Product development at Advenica differs from traditional development work. Our customers require us be able to vouch for and demonstrate that our solutions are safe and offer high assurance. This can only be achieved if all work is performed under strong security protection and by instilling confidence in our solutions. In other words, that they can be evaluated.
The degree of assurance you need influences the amount of proprietary hardware in our solutions. We start development work by formulating a security target. This is where we map out all security issues our solution should manage. Based on this we identify the requirements on products, security and assurance. These requirements follow the solution throughout its lifecycle.
Once we have developed and delivered a solution we have a commitment to monitor the external environment for published vulnerabilities that may affect the security of the solution. If we detect any incident, we manage it through contacts with yourselves to develop an action plan that reduces or removes the effects of the incident.
High requirements on security mean we develop and produce vital parts of solutions in-house. This way we can ensure IT security protection of the development and production environments, perimeter security of our premises and the availability of reliable staff.
Normally we perform final assembly ourselves in our offices with our own personnel and under strict security.

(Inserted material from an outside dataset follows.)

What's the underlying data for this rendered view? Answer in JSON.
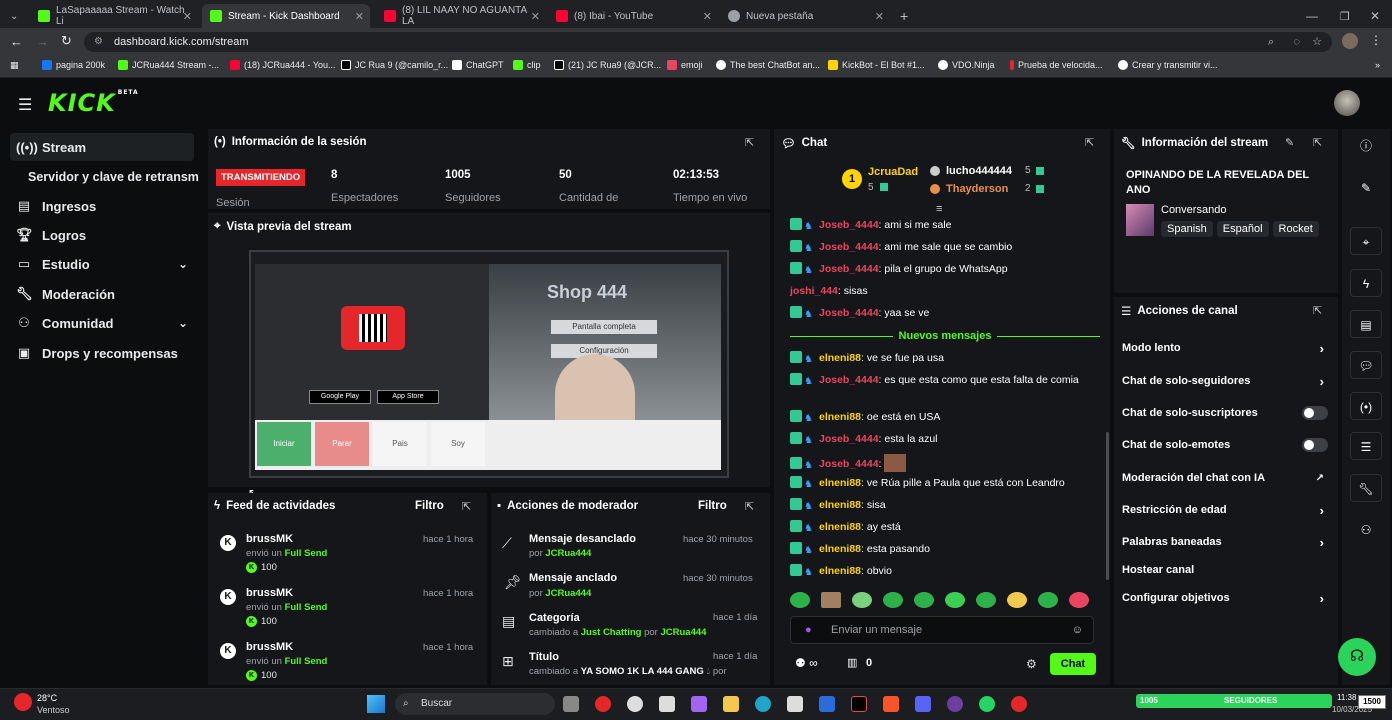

We use different methods to demonstrate the security of our solutions. One is to allow a third party to review our solution and offer their opinion on security, which is how Common Criteria works.
Another method is for you to audit our solution to form your own opinion of the assurance and level of security we offer. Or you can access our own security analysis of the solution.
You take responsibility for all matters regarding management and use of the security protection system after a controlled delivery.
We include clear recommendations to make this process easy.
As security should not be trivialised we believe it is important for us to train your personnel. The interactivity that occurs during the training program ensures both parties that the security of the solution will be well managed.
Maintaining security systems can be a challenge, but not necessarily so.
As part of Advenica’s high assurance approach and long-term commitment, we today provide detailed threat intelligence for products towards National Security customers. This means we continuously review external factors that may impact the requirements to maintain the right level of information security, for instance legal requirements, new types of threats, current events or issue that potentially could have an impact on solutions.
Threat intelligence for Advenica products can be included in a support agreement.